Another way of setting things up, involving a different technique of gluing, is offered by the fact that thin liquids will be drawn into tight gaps (what’s known as capillary action). This means that difficult-to-glue pieces such as the curving sheet see here can be set up in the correct position and the glue introduced along the joint afterwards. Here, a thin plastic solvent is being used to glue styrene plastic, but thin superglue can also be used and this can also work with card.
Rotary Tool Bit Fan
Here’s an idea that I love. It’s a little 3D printed fan that friction-fits onto the bit of your rotary tool for cooling the bit and blowing away the drill-out.
Screws for Mere Mortals
In this episode of Woodworking for Mere Mortals, Steve Ramsey does a wonderful job of methodically running through all of the major screw types available for woodworking and the benefits (and liabilities) of using each kind of fastener. The video has an equally excellent companion article on Steve’s website.
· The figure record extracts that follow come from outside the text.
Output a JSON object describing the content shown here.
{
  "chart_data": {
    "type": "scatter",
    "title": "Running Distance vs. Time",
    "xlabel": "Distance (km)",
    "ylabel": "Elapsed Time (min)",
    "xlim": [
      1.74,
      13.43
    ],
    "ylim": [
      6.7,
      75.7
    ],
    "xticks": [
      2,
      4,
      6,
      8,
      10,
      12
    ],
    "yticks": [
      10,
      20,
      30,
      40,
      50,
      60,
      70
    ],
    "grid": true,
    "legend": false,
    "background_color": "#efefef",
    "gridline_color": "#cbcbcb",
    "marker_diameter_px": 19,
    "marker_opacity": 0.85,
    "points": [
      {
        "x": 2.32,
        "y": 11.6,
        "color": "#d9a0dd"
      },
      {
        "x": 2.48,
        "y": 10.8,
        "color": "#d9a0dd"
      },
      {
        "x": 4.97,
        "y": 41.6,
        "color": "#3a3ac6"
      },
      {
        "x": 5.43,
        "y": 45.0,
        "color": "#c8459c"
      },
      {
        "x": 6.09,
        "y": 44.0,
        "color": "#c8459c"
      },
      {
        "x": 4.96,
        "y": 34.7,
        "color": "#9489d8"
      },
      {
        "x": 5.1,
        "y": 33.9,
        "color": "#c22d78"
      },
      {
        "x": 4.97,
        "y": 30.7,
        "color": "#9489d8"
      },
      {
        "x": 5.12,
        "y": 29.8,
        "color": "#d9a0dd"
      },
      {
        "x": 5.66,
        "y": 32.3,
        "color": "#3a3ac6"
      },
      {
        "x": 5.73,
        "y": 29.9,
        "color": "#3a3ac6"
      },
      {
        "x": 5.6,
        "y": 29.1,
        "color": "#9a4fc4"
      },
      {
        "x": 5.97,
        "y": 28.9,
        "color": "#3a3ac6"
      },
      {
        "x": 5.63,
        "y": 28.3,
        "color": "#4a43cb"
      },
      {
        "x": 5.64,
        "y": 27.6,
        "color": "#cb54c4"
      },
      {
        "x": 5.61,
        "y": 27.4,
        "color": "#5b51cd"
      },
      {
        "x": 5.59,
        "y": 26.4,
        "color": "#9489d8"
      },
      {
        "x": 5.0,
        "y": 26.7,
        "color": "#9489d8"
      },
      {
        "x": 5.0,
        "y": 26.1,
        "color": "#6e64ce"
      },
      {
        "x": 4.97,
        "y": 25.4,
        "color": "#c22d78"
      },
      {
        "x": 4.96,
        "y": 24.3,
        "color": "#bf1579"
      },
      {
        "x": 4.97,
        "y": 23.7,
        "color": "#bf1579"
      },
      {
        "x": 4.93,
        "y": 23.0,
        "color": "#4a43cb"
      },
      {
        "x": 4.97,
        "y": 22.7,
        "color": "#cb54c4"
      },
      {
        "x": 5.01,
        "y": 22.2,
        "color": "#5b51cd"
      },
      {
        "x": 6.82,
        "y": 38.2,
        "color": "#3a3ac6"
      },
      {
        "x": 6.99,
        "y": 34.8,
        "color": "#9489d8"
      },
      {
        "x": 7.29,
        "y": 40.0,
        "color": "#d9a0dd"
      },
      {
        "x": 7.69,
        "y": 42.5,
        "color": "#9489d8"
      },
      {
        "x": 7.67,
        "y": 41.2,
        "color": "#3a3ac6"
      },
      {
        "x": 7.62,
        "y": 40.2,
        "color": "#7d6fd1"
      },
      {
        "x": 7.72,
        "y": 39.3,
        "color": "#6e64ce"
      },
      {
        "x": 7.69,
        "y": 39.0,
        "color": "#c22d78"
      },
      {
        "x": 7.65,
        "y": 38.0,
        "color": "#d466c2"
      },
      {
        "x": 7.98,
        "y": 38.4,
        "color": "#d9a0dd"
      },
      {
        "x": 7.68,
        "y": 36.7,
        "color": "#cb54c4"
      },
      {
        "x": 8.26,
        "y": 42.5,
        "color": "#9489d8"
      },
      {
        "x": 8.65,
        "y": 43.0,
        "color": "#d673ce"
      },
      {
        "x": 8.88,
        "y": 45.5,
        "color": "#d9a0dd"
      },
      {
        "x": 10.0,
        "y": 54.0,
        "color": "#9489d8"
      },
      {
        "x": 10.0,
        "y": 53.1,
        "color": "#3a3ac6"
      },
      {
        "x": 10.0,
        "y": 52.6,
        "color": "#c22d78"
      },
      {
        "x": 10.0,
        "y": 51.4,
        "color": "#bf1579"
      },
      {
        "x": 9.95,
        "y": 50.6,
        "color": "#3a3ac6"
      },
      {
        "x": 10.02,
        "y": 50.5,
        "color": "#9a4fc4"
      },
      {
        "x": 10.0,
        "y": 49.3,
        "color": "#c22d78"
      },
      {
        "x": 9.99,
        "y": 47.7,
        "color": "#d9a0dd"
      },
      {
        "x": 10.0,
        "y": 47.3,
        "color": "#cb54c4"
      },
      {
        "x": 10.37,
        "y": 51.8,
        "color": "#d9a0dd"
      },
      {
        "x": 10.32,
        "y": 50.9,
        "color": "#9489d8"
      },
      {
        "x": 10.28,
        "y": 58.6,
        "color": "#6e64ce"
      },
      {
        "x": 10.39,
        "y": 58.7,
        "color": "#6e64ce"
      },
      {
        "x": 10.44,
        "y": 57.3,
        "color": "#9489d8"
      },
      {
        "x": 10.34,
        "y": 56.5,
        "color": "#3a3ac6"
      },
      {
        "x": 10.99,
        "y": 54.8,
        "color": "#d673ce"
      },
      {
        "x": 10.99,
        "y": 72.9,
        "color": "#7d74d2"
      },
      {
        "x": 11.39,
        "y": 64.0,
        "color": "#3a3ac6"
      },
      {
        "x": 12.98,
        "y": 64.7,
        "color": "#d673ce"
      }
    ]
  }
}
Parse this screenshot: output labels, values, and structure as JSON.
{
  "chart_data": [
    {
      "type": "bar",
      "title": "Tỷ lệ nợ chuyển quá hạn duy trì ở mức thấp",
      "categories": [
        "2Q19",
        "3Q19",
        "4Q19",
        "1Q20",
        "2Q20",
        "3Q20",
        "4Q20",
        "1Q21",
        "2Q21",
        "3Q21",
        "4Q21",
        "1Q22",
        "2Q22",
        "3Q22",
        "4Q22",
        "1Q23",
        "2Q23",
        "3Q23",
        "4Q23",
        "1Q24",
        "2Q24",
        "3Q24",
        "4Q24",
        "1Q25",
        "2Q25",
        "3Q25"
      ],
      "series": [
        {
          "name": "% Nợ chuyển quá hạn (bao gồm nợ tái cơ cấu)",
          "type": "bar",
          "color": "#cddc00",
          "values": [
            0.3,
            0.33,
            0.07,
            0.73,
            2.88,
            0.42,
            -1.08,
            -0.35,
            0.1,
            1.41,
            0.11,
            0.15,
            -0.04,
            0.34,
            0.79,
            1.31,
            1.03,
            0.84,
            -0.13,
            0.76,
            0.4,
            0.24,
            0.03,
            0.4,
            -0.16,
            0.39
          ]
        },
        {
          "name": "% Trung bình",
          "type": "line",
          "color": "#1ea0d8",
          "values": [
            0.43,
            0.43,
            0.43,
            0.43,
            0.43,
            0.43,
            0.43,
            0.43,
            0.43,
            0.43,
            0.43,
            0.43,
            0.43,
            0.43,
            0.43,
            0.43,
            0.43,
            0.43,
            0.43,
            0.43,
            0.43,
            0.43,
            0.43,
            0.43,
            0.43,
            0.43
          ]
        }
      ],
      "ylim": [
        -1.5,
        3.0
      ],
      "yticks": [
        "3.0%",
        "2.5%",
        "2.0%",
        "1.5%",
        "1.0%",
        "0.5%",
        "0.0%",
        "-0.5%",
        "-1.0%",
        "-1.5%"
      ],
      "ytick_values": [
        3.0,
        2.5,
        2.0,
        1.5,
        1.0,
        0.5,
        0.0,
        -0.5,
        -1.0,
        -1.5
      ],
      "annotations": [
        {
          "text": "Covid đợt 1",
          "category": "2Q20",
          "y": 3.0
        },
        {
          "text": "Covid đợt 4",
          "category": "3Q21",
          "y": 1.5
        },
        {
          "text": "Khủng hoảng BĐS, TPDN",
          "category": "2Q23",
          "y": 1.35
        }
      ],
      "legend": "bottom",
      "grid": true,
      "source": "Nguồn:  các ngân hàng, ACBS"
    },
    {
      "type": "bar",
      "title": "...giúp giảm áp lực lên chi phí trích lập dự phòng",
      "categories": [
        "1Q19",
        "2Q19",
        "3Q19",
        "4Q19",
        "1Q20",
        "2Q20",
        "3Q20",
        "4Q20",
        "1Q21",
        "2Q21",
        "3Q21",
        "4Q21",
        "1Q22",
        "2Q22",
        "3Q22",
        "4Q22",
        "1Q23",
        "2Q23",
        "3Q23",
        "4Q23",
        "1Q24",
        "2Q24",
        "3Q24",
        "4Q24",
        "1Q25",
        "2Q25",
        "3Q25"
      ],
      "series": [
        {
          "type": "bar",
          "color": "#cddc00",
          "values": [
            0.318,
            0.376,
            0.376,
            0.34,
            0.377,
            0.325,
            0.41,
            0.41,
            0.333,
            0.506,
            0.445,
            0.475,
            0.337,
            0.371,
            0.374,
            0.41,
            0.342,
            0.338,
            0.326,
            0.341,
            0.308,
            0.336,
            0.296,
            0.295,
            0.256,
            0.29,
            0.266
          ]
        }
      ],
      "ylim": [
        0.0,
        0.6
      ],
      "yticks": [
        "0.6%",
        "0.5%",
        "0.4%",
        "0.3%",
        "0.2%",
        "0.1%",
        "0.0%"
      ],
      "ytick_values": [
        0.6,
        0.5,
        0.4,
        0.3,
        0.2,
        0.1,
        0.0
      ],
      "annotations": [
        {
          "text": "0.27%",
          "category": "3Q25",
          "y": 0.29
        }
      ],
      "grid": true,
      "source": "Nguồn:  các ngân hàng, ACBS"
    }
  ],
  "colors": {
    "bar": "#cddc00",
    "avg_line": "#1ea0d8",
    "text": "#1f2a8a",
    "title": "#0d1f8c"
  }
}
Drilling Holes with Hot Glue?
This is, by far, my favorite tip this week. In this Cactus Workshop video, Carlos wants to drill some holes in glass bottles. To create a cooling reservoir for the drill, he creates a damn of hot glue around each desired drill site. After the hole is drilled, he simply knicks off the glue dam with a chisel tip. In the comments, someone also suggests using reusable clay, like Play-Doh or poster putty, for the same effect. I have used clay dams for holding etchant for etching copper plates.